Here is a snippet of the custom query I am running:
Confirm query and save the data source.
FINALLY, the last step — creating the actual dashboard.
Go back to the QuickSight home page and find New analysis. Select one of your data sources from the list and then select Create analysis. You will now see a canvas with a blank chart box and your field list to the left. To add your second data source, click the pencil icon to the right of Data set which can be found right above the field list.
When the dialog box comes up, click on Add data set.
Select your secondary data set and click Select.
You can now create different charts that use either one of your two data sets. You can switch back and forth between them by clicking the dropdown as shown below.

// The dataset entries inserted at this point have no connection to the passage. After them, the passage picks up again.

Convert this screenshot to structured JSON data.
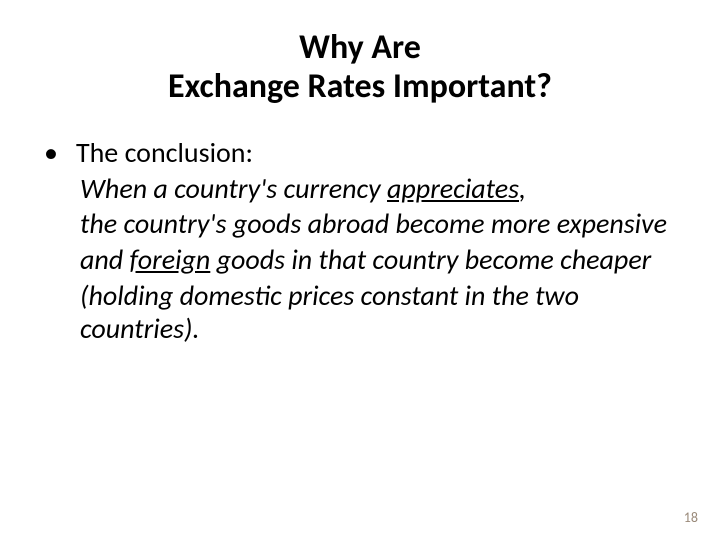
{
  "slide": {
    "title_line1": "Why Are",
    "title_line2": "Exchange Rates Important?",
    "bullet_label": "The conclusion:",
    "line1_pre": "When a country's currency ",
    "line1_u": "appreciates",
    "line1_post": ",",
    "line2": "the country's goods abroad become more expensive",
    "line3_pre": "and ",
    "line3_u": "foreign",
    "line3_post": " goods in that country become cheaper",
    "line4": "(holding domestic prices constant in the two countries).",
    "page_number": "18",
    "colors": {
      "background": "#ffffff",
      "text": "#000000",
      "page_number": "#9a8a7a"
    },
    "fonts": {
      "title_size": 34,
      "body_size": 28,
      "pagenum_size": 14
    }
  }
}
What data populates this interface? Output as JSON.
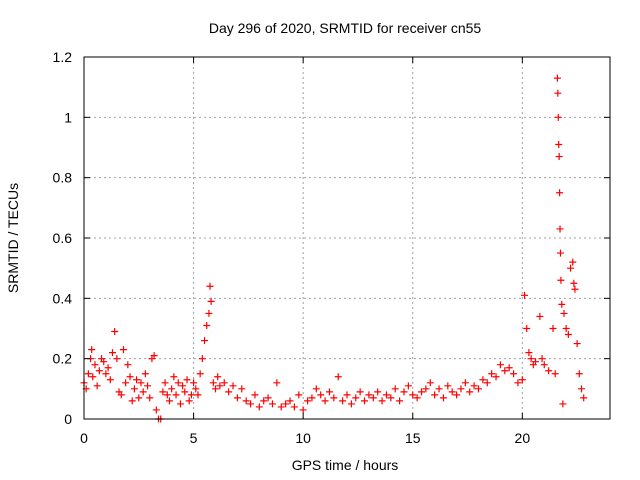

I’m not actually going to go through how I pieced together my dashboard because that could be a whole new posting. This gets you far enough to where you can play around with how to create graphs on your own. And I will probably make another post on just creating graphs, editing, and publishing a dashboard.
I mainly wanted this article to focus on the data engineering piece as it related to Lambda, Glue, and Athena.
Last thing I wanted to mention was costs. Running the Glue crawlers everyday for the month of December cost me a whopping $1.45. Glue ETL Jobs are a bit more expensive as those are the ones running serverless Spark so I only have that job running once a week, costing me $3.67 for the month. Athena, QuickSight, and Lambda all cost me a combined $0.00. And lastly, S3 costs were $0.04 for the month. So for the cost of a fancy cup of coffee, I have a serverless data engineering project pulling data from craiglist everyday and refreshing a nice dashboard each week. Granted, the data is extremely small compared to “Big Data” workloads, but still much cheaper than provisioning servers and paying for Tableau licenses :).
I hope this article is helpful to others and I’d love to see what other pet projects people are using Glue for in the comments section.